7. Le lexique et le vocabulaire
- le lexique : ensemble des mots qu'une langue met à la disposition des locuteurs. Les dictionnaires de langue comme Larousse par exemple repertorient le lexique d'une langue donnée.
- le vocabulaire : ensemble des mots utilisés par un locuteur donné dans une situation donnée, orale ou écrite. Ainsi le vocabulaire est une réalisation concrète du lexique qui est plus ou moins abstrait. A la fin d'une leçon dans un manuel bilingue, on voit la plupart du temps la partie vocabulaire.
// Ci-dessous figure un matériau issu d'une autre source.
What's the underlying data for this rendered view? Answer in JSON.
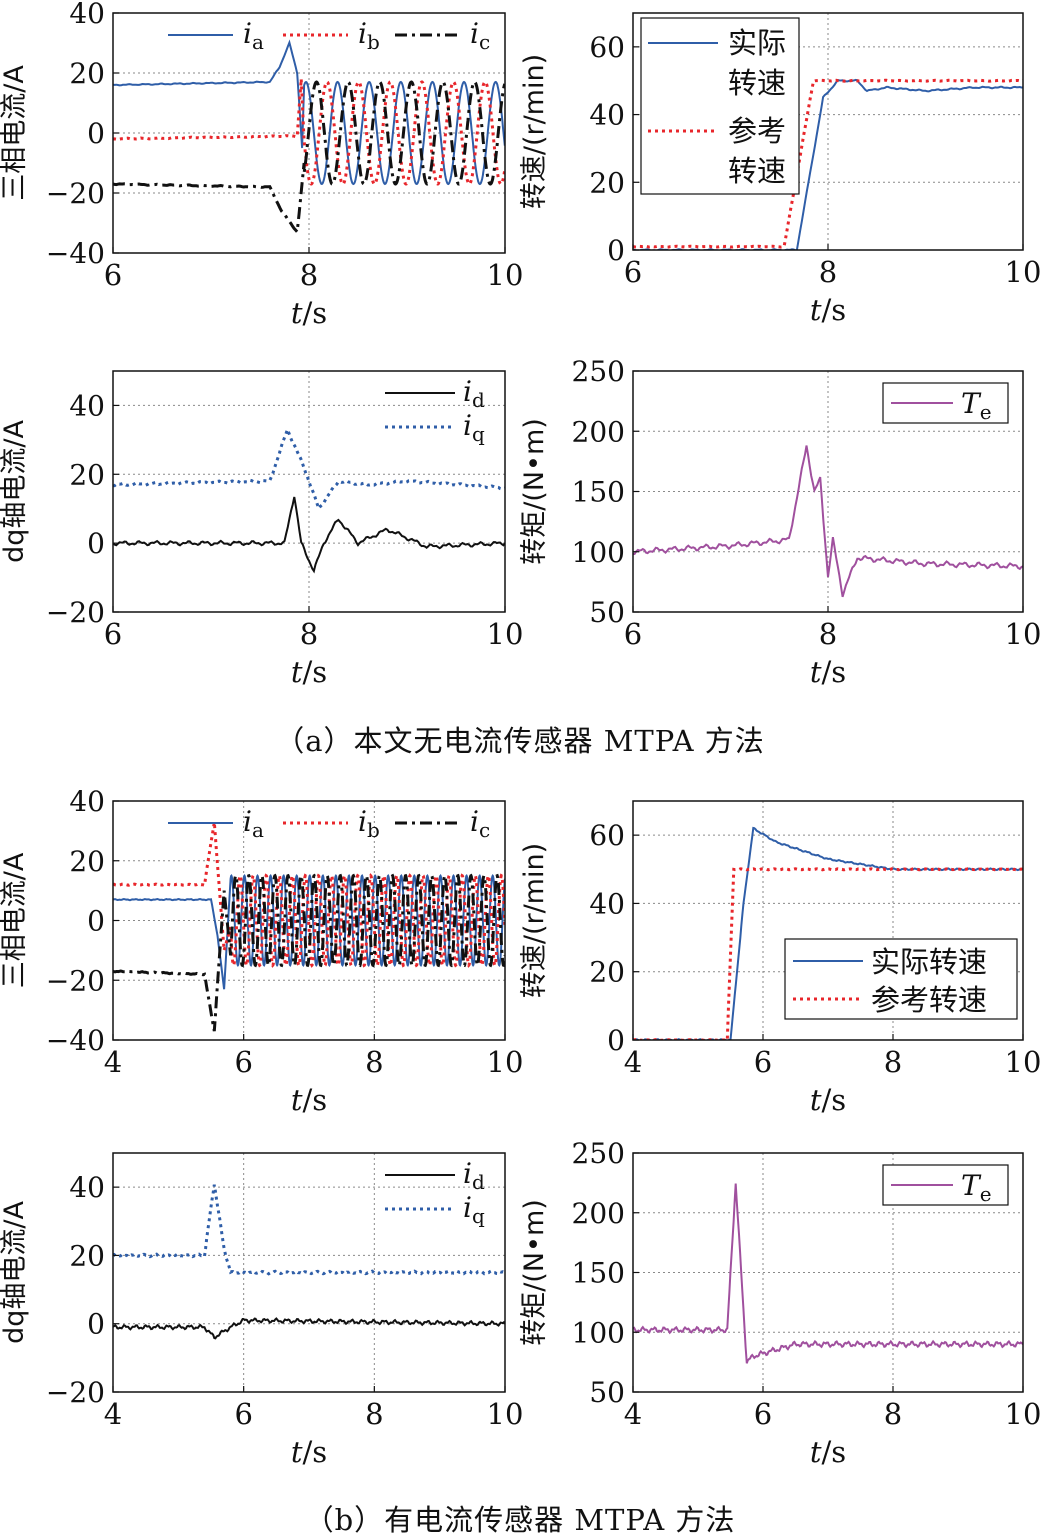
{
  "captions": {
    "a": "（a）本文无电流传感器 MTPA 方法",
    "b": "（b）有电流传感器 MTPA 方法"
  },
  "colors": {
    "blue": "#2f5ea8",
    "red": "#e8262b",
    "black": "#111111",
    "purple": "#a0509e",
    "grid": "#8a8a8a"
  },
  "chart_data": [
    {
      "id": "a1",
      "type": "line",
      "ylabel": "三相电流/A",
      "xlabel": "t/s",
      "xlim": [
        6,
        10
      ],
      "ylim": [
        -40,
        40
      ],
      "xticks": [
        "6",
        "8",
        "10"
      ],
      "yticks": [
        "40",
        "20",
        "0",
        "−20",
        "−40"
      ],
      "grid": true,
      "legend_position": "top",
      "series": [
        {
          "name": "ia",
          "label_main": "i",
          "label_sub": "a",
          "color": "blue",
          "dash": "solid",
          "points": [
            [
              6.0,
              16
            ],
            [
              7.6,
              17
            ],
            [
              7.7,
              22
            ],
            [
              7.8,
              30
            ],
            [
              7.88,
              20
            ],
            [
              7.93,
              -5
            ],
            [
              8.0,
              10
            ],
            [
              8.1,
              18
            ],
            [
              8.3,
              -18
            ],
            [
              8.5,
              18
            ],
            [
              8.7,
              -18
            ],
            [
              9.0,
              16
            ],
            [
              9.5,
              -17
            ],
            [
              10.0,
              -17
            ]
          ]
        },
        {
          "name": "ib",
          "label_main": "i",
          "label_sub": "b",
          "color": "red",
          "dash": "dot",
          "points": [
            [
              6.0,
              -2
            ],
            [
              7.88,
              -1
            ],
            [
              7.92,
              18
            ],
            [
              8.0,
              -18
            ],
            [
              8.2,
              17
            ],
            [
              8.5,
              -18
            ],
            [
              8.8,
              17
            ],
            [
              9.2,
              -17
            ],
            [
              9.6,
              16
            ],
            [
              10.0,
              15
            ]
          ]
        },
        {
          "name": "ic",
          "label_main": "i",
          "label_sub": "c",
          "color": "black",
          "dash": "dashdot",
          "points": [
            [
              6.0,
              -17
            ],
            [
              7.6,
              -18
            ],
            [
              7.72,
              -26
            ],
            [
              7.88,
              -33
            ],
            [
              7.95,
              -10
            ],
            [
              8.05,
              16
            ],
            [
              8.3,
              -18
            ],
            [
              8.6,
              17
            ],
            [
              9.0,
              -17
            ],
            [
              9.4,
              17
            ],
            [
              10.0,
              -5
            ]
          ]
        }
      ]
    },
    {
      "id": "a2",
      "type": "line",
      "ylabel": "转速/(r/min)",
      "xlabel": "t/s",
      "xlim": [
        6,
        10
      ],
      "ylim": [
        0,
        70
      ],
      "xticks": [
        "6",
        "8",
        "10"
      ],
      "yticks": [
        "60",
        "40",
        "20",
        "0"
      ],
      "grid": true,
      "legend_position": "top-left",
      "legend_rows": [
        {
          "series": "actual",
          "lines": [
            "实际",
            "转速"
          ]
        },
        {
          "series": "reference",
          "lines": [
            "参考",
            "转速"
          ]
        }
      ],
      "series": [
        {
          "name": "actual",
          "color": "blue",
          "dash": "solid",
          "points": [
            [
              6.0,
              0
            ],
            [
              7.68,
              0
            ],
            [
              7.8,
              20
            ],
            [
              7.95,
              45
            ],
            [
              8.1,
              50
            ],
            [
              8.3,
              50
            ],
            [
              8.4,
              47
            ],
            [
              8.6,
              48
            ],
            [
              9.0,
              47
            ],
            [
              9.5,
              48
            ],
            [
              10.0,
              48
            ]
          ]
        },
        {
          "name": "reference",
          "color": "red",
          "dash": "dot",
          "points": [
            [
              6.0,
              1
            ],
            [
              7.55,
              1
            ],
            [
              7.85,
              50
            ],
            [
              10.0,
              50
            ]
          ]
        }
      ]
    },
    {
      "id": "a3",
      "type": "line",
      "ylabel": "dq轴电流/A",
      "xlabel": "t/s",
      "xlim": [
        6,
        10
      ],
      "ylim": [
        -20,
        50
      ],
      "xticks": [
        "6",
        "8",
        "10"
      ],
      "yticks": [
        "40",
        "20",
        "0",
        "−20"
      ],
      "grid": true,
      "legend_position": "top-right",
      "series": [
        {
          "name": "id",
          "label_main": "i",
          "label_sub": "d",
          "color": "black",
          "dash": "solid",
          "points": [
            [
              6.0,
              0
            ],
            [
              7.75,
              0
            ],
            [
              7.85,
              14
            ],
            [
              7.92,
              0
            ],
            [
              8.05,
              -8
            ],
            [
              8.15,
              0
            ],
            [
              8.3,
              7
            ],
            [
              8.5,
              0
            ],
            [
              8.8,
              4
            ],
            [
              9.2,
              -1
            ],
            [
              10.0,
              0
            ]
          ]
        },
        {
          "name": "iq",
          "label_main": "i",
          "label_sub": "q",
          "color": "blue",
          "dash": "dot",
          "points": [
            [
              6.0,
              17
            ],
            [
              7.6,
              18
            ],
            [
              7.78,
              33
            ],
            [
              7.95,
              22
            ],
            [
              8.1,
              10
            ],
            [
              8.3,
              18
            ],
            [
              8.6,
              17
            ],
            [
              9.0,
              18
            ],
            [
              10.0,
              16
            ]
          ]
        }
      ]
    },
    {
      "id": "a4",
      "type": "line",
      "ylabel": "转矩/(N•m)",
      "xlabel": "t/s",
      "xlim": [
        6,
        10
      ],
      "ylim": [
        50,
        250
      ],
      "xticks": [
        "6",
        "8",
        "10"
      ],
      "yticks": [
        "250",
        "200",
        "150",
        "100",
        "50"
      ],
      "grid": true,
      "legend_position": "top-right",
      "series": [
        {
          "name": "Te",
          "label_main": "T",
          "label_sub": "e",
          "color": "purple",
          "dash": "solid",
          "points": [
            [
              6.0,
              100
            ],
            [
              7.0,
              105
            ],
            [
              7.6,
              110
            ],
            [
              7.78,
              188
            ],
            [
              7.86,
              150
            ],
            [
              7.92,
              160
            ],
            [
              8.0,
              80
            ],
            [
              8.05,
              110
            ],
            [
              8.15,
              65
            ],
            [
              8.3,
              95
            ],
            [
              9.0,
              90
            ],
            [
              10.0,
              88
            ]
          ]
        }
      ]
    },
    {
      "id": "b1",
      "type": "line",
      "ylabel": "三相电流/A",
      "xlabel": "t/s",
      "xlim": [
        4,
        10
      ],
      "ylim": [
        -40,
        40
      ],
      "xticks": [
        "4",
        "6",
        "8",
        "10"
      ],
      "yticks": [
        "40",
        "20",
        "0",
        "−20",
        "−40"
      ],
      "grid": true,
      "legend_position": "top",
      "series": [
        {
          "name": "ia",
          "label_main": "i",
          "label_sub": "a",
          "color": "blue",
          "dash": "solid",
          "points": [
            [
              4.0,
              7
            ],
            [
              5.5,
              7
            ],
            [
              5.6,
              -5
            ],
            [
              5.7,
              -23
            ],
            [
              5.85,
              15
            ],
            [
              10.0,
              15
            ]
          ]
        },
        {
          "name": "ib",
          "label_main": "i",
          "label_sub": "b",
          "color": "red",
          "dash": "dot",
          "points": [
            [
              4.0,
              12
            ],
            [
              5.4,
              12
            ],
            [
              5.55,
              33
            ],
            [
              5.7,
              -10
            ],
            [
              5.85,
              15
            ],
            [
              10.0,
              15
            ]
          ]
        },
        {
          "name": "ic",
          "label_main": "i",
          "label_sub": "c",
          "color": "black",
          "dash": "dashdot",
          "points": [
            [
              4.0,
              -17
            ],
            [
              5.4,
              -18
            ],
            [
              5.55,
              -37
            ],
            [
              5.7,
              10
            ],
            [
              5.85,
              -15
            ],
            [
              10.0,
              -15
            ]
          ]
        }
      ]
    },
    {
      "id": "b2",
      "type": "line",
      "ylabel": "转速/(r/min)",
      "xlabel": "t/s",
      "xlim": [
        4,
        10
      ],
      "ylim": [
        0,
        70
      ],
      "xticks": [
        "4",
        "6",
        "8",
        "10"
      ],
      "yticks": [
        "60",
        "40",
        "20",
        "0"
      ],
      "grid": true,
      "legend_position": "bottom-right",
      "legend_rows": [
        {
          "series": "actual",
          "lines": [
            "实际转速"
          ]
        },
        {
          "series": "reference",
          "lines": [
            "参考转速"
          ]
        }
      ],
      "series": [
        {
          "name": "actual",
          "color": "blue",
          "dash": "solid",
          "points": [
            [
              4.0,
              0
            ],
            [
              5.5,
              0
            ],
            [
              5.7,
              40
            ],
            [
              5.85,
              62
            ],
            [
              6.2,
              58
            ],
            [
              7.0,
              53
            ],
            [
              8.0,
              50
            ],
            [
              9.0,
              50
            ],
            [
              10.0,
              50
            ]
          ]
        },
        {
          "name": "reference",
          "color": "red",
          "dash": "dot",
          "points": [
            [
              4.0,
              0
            ],
            [
              5.45,
              0
            ],
            [
              5.55,
              50
            ],
            [
              10.0,
              50
            ]
          ]
        }
      ]
    },
    {
      "id": "b3",
      "type": "line",
      "ylabel": "dq轴电流/A",
      "xlabel": "t/s",
      "xlim": [
        4,
        10
      ],
      "ylim": [
        -20,
        50
      ],
      "xticks": [
        "4",
        "6",
        "8",
        "10"
      ],
      "yticks": [
        "40",
        "20",
        "0",
        "−20"
      ],
      "grid": true,
      "legend_position": "top-right",
      "series": [
        {
          "name": "id",
          "label_main": "i",
          "label_sub": "d",
          "color": "black",
          "dash": "solid",
          "points": [
            [
              4.0,
              -1
            ],
            [
              5.4,
              -1
            ],
            [
              5.55,
              -4
            ],
            [
              5.8,
              -1
            ],
            [
              6.0,
              1
            ],
            [
              10.0,
              0
            ]
          ]
        },
        {
          "name": "iq",
          "label_main": "i",
          "label_sub": "q",
          "color": "blue",
          "dash": "dot",
          "points": [
            [
              4.0,
              20
            ],
            [
              5.4,
              20
            ],
            [
              5.55,
              41
            ],
            [
              5.7,
              22
            ],
            [
              5.8,
              15
            ],
            [
              10.0,
              15
            ]
          ]
        }
      ]
    },
    {
      "id": "b4",
      "type": "line",
      "ylabel": "转矩/(N•m)",
      "xlabel": "t/s",
      "xlim": [
        4,
        10
      ],
      "ylim": [
        50,
        250
      ],
      "xticks": [
        "4",
        "6",
        "8",
        "10"
      ],
      "yticks": [
        "250",
        "200",
        "150",
        "100",
        "50"
      ],
      "grid": true,
      "legend_position": "top-right",
      "series": [
        {
          "name": "Te",
          "label_main": "T",
          "label_sub": "e",
          "color": "purple",
          "dash": "solid",
          "points": [
            [
              4.0,
              102
            ],
            [
              5.45,
              102
            ],
            [
              5.58,
              225
            ],
            [
              5.75,
              75
            ],
            [
              5.85,
              80
            ],
            [
              6.5,
              90
            ],
            [
              8.0,
              90
            ],
            [
              10.0,
              90
            ]
          ]
        }
      ]
    }
  ]
}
8. Le mot : délimitation et différents types de mot
Les mots sont des éléments du discours. Ils sont généralement séparés l'un de l'autre par une espace, du point de vue typographique. Mais ce n'est pas toujours le cas lorsqu'il s'agit de mots composés par exemple.
Dans nous avons acheté un kilo de pommes de terre, les typographes comptent 9 mots mais les linguistes n'en comptent que 6. Car ces derniers, en considérant un mot, voient comment il est formé et son sens, son interprétation qu'il peut y avoir dans l'énoncé. Ainsi, avons acheté est en tout cas le verbe acheter mais au passé composé tandis que pommes de terre, bien que constitué de 3 éléments, a le comportement d'une seul mot qu'on peut fort et bien remplacer par oranges ou tomates.
Si on continue notre examen, on voit la complexité du point de vue orthographique, comme par exemple des mots :
aujourd'hui = 1 mot
l'enfant = 2 mots
portefeuille = 1 mot
porte-clés = 1 mot
Les chaînes parlées offrent également des cas intéressants à analyser. La chaîne sonore [tõmãtoɛtuvɛR] peut être décomposée en : Ton manteau est ouvert ou Ton manteau est tout vert.
Tout cela veut dire qu'on ne peut pas se baser sur un seul critère pour définir un mot.
* La lexie : C'est une unité lexicale qu'une personne doit mémoriser au cours de son apprentissage d'une langue et qui constitue un élément de la compétence d'un usager. Par exemple zut, ONU, livre, anticorps, tire-bouchon, à toute vitesse, chercher midi à quatorze heures sont des lexies.
Losrqu'on examine la forme d'un mot, on peut constater qu'il y a certains mots dont la forme change mais le sens ne change pas à côté d'autres qui à nouvelle forme nouveau sens. On parle de mots fléchis d'une part et de mots dérivés et composés d'autre part.
===> à voir : mots naturels et mots construits.
9. L'unité lexicale
Cruise définit l'unité lexicale comme la plus petite partie répondant aux 2 critères suivants : 1/ une unité lexicale doit être au moins un constituant sémantique, et 2/ une unité lexicale doit être au moins un mot. [2]
L'élément mé- dans mécontent ou méfiance a un sens mais n'est pas un mot, n'est donc pas une unité lexicale tandis qu'étant un mot, lune n'est pas une unité lexicale dans lune de miel parce qu'il n'est pas un constituant sémantique. Et pourtant, mécontent, méfiance, lune de miel sont des unités lexicales. Il faudra souligner ici que l'objet de la lexicologie est l'étude du lexique et ce sont des unités lexicales comme celles-ci qui intéressent et font l'objet.
Références bibliographiques
[1] Aïno Niklas-salminen, La lexicologie, Armand Colin.
[2] Hélène Huot, Morphologie : Forme et sens des mots du francais, Armand Colin.
[3] Nicole Tournier et Jean Tournier, Dictionnaire de lexicologie, Ellipses.
[4] Paul Bogaards, Le vocabulaire dans l'apprentissage des langues étrangères, Hatier/Didier.